Jusqu'ici, seul l'ancien sous-ministre Georges Lalande accrédite en partie le témoignage de Marc Bellemare. Surtout en tant que confident. De témoin direct des pressions incessantes de Franco Fava, il n'y en a pas. On comprend mieux, peut-être, cette insistance et les questions sur les notes de Marc Bellemare, les écritures avec des encres différentes, les petites notes collées de M. Lalande, l'allusion anachronique de Marc Bellemare à la commission Gomery qui n'existait pas, etc.

La commission est en face de deux versions en collision frontale.

Le contre-interrogatoire de Franco Fava sera donc crucial pour essayer de tirer tout ceci minimalement au clair, peut-être plus encore que celui de Jean Charest.

J'avoue quant à moi être un peu estomaqué par la tournure de l'affaire, soudainement très carrée.

***

Espérons que cette fois, le commissaire laissera plus de latitude à l'avocat de Marc Bellemare. Hier, le commissaire a inutilement perdu patience et limité le contre-interrogatoire de Charles Rondeau par Jean-François Bertrand... pour ensuite lui dire qu'il pouvait poser toutes les questions qu'il voulait, mais en 30 minutes!

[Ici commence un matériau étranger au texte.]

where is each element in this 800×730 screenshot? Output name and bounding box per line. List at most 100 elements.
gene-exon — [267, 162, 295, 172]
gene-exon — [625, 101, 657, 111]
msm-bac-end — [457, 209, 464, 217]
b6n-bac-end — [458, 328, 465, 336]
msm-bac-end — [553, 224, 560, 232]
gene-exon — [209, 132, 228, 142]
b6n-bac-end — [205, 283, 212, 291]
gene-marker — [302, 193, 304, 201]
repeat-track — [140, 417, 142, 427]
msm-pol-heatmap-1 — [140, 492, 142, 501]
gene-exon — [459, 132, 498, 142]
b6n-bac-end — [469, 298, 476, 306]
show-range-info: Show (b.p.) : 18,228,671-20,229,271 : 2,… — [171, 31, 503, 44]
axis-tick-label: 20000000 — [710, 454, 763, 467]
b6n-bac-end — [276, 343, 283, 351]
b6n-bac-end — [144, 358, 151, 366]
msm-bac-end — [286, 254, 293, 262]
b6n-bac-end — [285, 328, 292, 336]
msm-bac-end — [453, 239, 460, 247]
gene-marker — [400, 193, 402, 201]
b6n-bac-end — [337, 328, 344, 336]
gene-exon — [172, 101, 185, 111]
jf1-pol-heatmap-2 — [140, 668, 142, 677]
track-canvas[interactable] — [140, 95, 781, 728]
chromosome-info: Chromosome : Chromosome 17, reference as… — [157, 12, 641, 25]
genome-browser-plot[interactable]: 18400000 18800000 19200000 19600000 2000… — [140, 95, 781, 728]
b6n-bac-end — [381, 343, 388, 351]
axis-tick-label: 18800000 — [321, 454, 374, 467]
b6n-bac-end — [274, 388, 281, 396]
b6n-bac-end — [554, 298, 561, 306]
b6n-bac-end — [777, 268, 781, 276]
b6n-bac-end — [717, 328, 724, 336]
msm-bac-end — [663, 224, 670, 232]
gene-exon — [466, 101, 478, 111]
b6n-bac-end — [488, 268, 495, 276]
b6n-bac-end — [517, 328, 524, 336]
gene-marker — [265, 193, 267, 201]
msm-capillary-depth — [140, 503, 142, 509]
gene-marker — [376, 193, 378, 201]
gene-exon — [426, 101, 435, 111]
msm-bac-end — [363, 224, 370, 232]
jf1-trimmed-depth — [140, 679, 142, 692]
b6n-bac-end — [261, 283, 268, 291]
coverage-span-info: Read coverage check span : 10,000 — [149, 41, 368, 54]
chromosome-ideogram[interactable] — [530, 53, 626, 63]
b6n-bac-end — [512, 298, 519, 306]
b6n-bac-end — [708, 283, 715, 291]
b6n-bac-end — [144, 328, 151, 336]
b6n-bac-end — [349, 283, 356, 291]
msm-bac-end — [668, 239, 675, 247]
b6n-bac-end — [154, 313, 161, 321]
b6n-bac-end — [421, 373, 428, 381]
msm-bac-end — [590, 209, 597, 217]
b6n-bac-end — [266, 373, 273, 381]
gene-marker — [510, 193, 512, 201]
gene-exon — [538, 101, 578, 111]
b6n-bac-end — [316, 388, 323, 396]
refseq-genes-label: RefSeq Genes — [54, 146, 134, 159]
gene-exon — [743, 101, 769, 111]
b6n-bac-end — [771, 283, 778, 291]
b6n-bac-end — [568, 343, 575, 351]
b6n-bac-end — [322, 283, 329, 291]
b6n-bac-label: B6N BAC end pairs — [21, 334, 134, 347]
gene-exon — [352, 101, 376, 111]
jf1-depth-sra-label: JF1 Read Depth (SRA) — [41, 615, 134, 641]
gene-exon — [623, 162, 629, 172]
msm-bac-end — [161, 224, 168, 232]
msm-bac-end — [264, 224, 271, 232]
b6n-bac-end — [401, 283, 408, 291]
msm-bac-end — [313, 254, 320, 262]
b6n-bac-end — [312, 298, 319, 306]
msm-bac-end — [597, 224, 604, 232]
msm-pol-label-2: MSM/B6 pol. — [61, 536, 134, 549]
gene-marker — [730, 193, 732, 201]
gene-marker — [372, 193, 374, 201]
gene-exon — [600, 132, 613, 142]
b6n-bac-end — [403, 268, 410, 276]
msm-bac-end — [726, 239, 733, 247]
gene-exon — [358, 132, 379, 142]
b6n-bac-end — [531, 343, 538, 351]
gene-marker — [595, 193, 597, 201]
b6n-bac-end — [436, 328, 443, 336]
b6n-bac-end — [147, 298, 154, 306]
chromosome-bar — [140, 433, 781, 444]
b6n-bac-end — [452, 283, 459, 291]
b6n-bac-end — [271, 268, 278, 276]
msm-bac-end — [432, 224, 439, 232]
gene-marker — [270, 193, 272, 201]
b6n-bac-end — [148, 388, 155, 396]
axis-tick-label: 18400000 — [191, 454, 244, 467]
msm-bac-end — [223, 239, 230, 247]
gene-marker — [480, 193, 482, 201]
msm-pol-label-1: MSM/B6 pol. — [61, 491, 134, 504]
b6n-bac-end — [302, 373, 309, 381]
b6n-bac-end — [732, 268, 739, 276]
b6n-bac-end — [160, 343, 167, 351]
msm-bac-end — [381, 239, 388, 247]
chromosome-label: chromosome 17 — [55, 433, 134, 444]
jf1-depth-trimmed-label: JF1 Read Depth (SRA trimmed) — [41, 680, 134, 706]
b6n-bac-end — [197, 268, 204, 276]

Il est de coutume à la Cour suprême et à la Cour d'appel de limiter le temps des avocats: ils résument leurs arguments, déjà exposés dans des mémoires, et répondent aux questions des juges. M. Bastarache n'a d'ailleurs siégé qu'à ces tribunaux d'appel et n'a pas l'air d'avoir développé l'habileté et la souplesse que commande le pilotage de ce genre de barque, où il n'est pas tellement question de droit, mais de faits racontés par des témoins.

Un contre-interrogatoire de témoin, c'est une autre histoire. Certes, Me Bertrand a accusé la commission de partialité cet été, et il a été incisif dans ses questions. Mais il est le seul à être en position de contredire les témoins qui attaquent Marc Bellemare.

Hier, il posait des questions sur des thèmes abordés en interrogatoire principal sur la présence de M. Rondeau au cabinet du premier ministre et son influence dans les nominations aux organismes gouvernementaux. C'était la suite logique de l'interrogatoire de la veille. Et une façon me semble-t-il bien correcte de tester un peu la crédibilité du témoin - minimise-t-il son rôle? A-t-il une bonne mémoire? Quels sont ses intérêts? Etc.

Même si ces exercices sont oiseux par grands bouts, le commissaire doit les laisser faire tant qu'ils ne virent pas en attaques ou en insinuations vicieuses - ce qui n'était pas le cas. On a vu, d'ailleurs, que MM. Fava et Rondeau sont des grands garçons bien capables de se défendre.

Il sera question de la crédibilité du témoin... et de celle de la commission.